In an effort to prevent the trauma and tearing that can result from vaginal delivery, many doctors perform episiotomies. However, a recent study has found that episiotomy provides little protection against these problems. [8] Another study explored the impact of perineal massage performed during pregnancy as a way to alleviate problems after delivery. The results found perineal massage provided little protection for perineal function after the delivery. [9]

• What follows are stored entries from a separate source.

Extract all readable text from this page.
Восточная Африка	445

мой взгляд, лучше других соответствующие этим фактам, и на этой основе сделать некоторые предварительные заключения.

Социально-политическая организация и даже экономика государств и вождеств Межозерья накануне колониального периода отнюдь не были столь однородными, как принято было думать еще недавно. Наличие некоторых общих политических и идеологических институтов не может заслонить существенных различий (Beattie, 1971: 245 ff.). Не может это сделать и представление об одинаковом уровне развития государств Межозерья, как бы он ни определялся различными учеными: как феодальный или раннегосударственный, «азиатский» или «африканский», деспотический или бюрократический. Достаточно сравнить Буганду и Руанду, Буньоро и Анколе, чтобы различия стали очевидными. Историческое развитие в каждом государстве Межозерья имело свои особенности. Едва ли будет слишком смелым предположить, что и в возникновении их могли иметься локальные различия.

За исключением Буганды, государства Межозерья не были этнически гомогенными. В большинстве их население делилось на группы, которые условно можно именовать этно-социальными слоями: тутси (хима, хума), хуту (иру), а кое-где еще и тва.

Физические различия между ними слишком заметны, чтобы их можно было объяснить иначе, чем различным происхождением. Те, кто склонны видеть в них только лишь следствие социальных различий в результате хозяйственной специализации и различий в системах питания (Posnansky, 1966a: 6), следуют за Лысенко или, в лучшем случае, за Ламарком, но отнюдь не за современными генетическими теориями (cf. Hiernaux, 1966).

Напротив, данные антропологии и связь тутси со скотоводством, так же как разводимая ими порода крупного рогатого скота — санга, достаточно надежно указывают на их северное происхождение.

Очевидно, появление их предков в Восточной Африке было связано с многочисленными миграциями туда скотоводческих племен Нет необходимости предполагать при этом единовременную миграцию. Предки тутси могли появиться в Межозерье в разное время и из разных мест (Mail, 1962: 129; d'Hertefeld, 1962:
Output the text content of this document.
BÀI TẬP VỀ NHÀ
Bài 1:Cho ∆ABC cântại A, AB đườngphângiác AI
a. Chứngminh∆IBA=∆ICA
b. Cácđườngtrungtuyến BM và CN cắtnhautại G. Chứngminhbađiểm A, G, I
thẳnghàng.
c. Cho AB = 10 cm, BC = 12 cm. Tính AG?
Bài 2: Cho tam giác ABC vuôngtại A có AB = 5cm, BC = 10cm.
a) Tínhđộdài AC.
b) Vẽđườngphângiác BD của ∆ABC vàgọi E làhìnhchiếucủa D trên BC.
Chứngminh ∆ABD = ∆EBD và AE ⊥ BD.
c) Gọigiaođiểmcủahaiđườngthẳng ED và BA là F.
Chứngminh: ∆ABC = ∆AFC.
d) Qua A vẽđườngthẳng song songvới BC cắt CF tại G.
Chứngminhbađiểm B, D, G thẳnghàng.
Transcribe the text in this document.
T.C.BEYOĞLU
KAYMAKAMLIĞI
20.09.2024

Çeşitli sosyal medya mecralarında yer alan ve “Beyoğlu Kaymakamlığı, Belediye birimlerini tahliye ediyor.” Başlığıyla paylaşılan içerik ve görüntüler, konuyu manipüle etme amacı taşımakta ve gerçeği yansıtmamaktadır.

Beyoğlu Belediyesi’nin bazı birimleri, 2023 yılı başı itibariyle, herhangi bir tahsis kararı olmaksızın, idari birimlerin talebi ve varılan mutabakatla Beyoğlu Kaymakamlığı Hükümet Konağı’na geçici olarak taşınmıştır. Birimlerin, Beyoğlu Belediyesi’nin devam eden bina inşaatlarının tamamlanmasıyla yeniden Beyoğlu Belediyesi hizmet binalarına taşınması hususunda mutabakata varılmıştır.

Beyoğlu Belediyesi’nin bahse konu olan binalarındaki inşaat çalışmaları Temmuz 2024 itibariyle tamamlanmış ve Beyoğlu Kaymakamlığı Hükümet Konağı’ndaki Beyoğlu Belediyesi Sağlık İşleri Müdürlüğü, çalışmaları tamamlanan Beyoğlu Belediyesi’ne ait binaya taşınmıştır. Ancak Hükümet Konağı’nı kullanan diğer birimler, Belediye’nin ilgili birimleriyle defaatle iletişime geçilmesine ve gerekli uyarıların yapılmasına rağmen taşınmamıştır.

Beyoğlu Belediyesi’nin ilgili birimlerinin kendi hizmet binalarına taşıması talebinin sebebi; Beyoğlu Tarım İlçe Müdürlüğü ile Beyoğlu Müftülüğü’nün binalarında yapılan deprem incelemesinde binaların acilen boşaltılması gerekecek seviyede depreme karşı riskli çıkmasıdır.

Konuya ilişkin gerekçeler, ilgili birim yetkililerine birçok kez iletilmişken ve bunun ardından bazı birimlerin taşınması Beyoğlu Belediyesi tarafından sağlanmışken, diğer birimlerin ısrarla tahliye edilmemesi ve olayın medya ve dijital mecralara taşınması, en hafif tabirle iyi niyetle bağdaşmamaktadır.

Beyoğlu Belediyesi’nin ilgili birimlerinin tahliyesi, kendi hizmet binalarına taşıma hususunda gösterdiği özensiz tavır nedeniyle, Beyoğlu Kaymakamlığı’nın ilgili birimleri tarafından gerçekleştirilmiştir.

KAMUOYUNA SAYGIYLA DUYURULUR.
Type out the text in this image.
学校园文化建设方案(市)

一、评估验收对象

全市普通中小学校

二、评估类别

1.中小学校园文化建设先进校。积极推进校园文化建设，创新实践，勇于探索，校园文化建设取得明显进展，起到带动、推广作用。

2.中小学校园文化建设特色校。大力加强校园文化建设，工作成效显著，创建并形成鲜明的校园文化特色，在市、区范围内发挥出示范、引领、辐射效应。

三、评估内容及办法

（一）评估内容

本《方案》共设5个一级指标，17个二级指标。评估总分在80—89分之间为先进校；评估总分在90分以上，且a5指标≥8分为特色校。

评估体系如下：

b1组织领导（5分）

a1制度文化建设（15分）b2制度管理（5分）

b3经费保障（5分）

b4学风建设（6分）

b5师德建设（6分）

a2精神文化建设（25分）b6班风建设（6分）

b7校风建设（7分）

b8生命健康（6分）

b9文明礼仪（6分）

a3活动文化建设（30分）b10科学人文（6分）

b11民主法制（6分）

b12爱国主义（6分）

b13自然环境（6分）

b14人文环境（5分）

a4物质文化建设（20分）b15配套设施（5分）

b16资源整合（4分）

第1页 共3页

Despite the best efforts of doctors to reduce trauma to the anal and perineal areas, further studies have reported that anal incontinence effects many women regardless of how they delivered. [10]

The Long-term Outlook

The problems of fecal, flatal and urinary incontinence can have a significant impact on the quality of life for a woman after delivery. There is some good news, however, for expecting mothers. Some researchers have reported that the majority of incontinence suffered during pregnancy and the postpartum period is a temporary problem. [11]

Many experts believe that the best solution is to speak openly with your health care provider when incontinence is experienced, either prior to or after delivery. [12] An open conversation with a health care professional can provide insight into your specific situation and help select the proper remedy.

-Dr. Edward F. Group III, DC, ND, DACBN, DABFM


  1. Kumar R, Ooi C, Nicoll A. Anal incontinence and quality of life following obstetric anal sphincter injury. Arch Gynecol Obstet. 2012 Mar;285(3):591-7. doi: 10.1007/s00404-011-2003-x. Epub 2011 Jul 29.
  2. Gjessing H, Backe B, Sahlin Y. Third degree obstetric tears; outcome after primary repair. Acta Obstet Gynecol Scand. 1998 Aug;77(7):736-40.
  3. Bols EM, Hendriks EJ, Berghmans BC, Baeten CG, Nijhuis JG, de Bie RA. A systematic review of etiological factors for postpartum fecal incontinence. Acta Obstet Gynecol Scand. 2010 Mar;89(3):302-14. doi: 10.3109/00016340903576004.
  4. Fornell EU, Matthiesen L, Sjödahl R, Berg G. Obstetric anal sphincter injury ten years after: subjective and objective long term effects. BJOG. 2005 Mar;112(3):312-6.
  5. Ryhammer AM, Bek KM, Laurberg S. Multiple vaginal deliveries increase the risk of permanent incontinence of flatus urine in normal premenopausal women. Dis Colon Rectum. 1995 Nov;38(11):1206-9.
  6. O’Boyle AL, O’Boyle JD, Magann EF, Rieg TS, Morrison JC, Davis GD. Anorectal symptoms in pregnancy and the postpartum period. J Reprod Med. 2008 Mar;53(3):151-4.
  7. Sundquist JC. Long-term outcome after obstetric injury: a retrospective study. Acta Obstet Gynecol Scand. 2012 Jun;91(6):715-8. doi: 10.1111/j.1600-0412.2012.01398.x. Epub 2012 Apr 30.
  8. Fritel X, Schaal JP, Fauconnier A, Bertrand V, Levet C, Pigné A. Pelvic floor disorders 4 years after first delivery: a comparative study of restrictive versus systematic episiotomy. BJOG. 2008 Jan;115(2):247-52. Epub 2007 Oct 25.
  9. Labrecque M, Eason E, Marcoux S. Randomized trial of perineal massage during pregnancy: perineal symptoms three months after delivery. Am J Obstet Gynecol. 2000 Jan;182(1 Pt 1):76-80.
  10. Nygaard IE, Rao SS, Dawson JD. Anal incontinence after anal sphincter disruption: a 30-year retrospective cohort study. Obstet Gynecol. 1997 Jun;89(6):896-901.
  11. Mellier G, Delille MA. [Urinary disorders during pregnancy and post-partum]. Rev Fr Gynecol Obstet. 1990 Oct;85(10):525-8.
  12. Rasmussen JL, Ringsberg KC. Being involved in an everlasting fight–a life with postnatal faecal incontinence. A qualitative study. Scand J Caring Sci. 2010 Mar;24(1):108-15. doi: 10.1111/j.1471-6712.2009.00693.x. Epub 2009 Oct 11.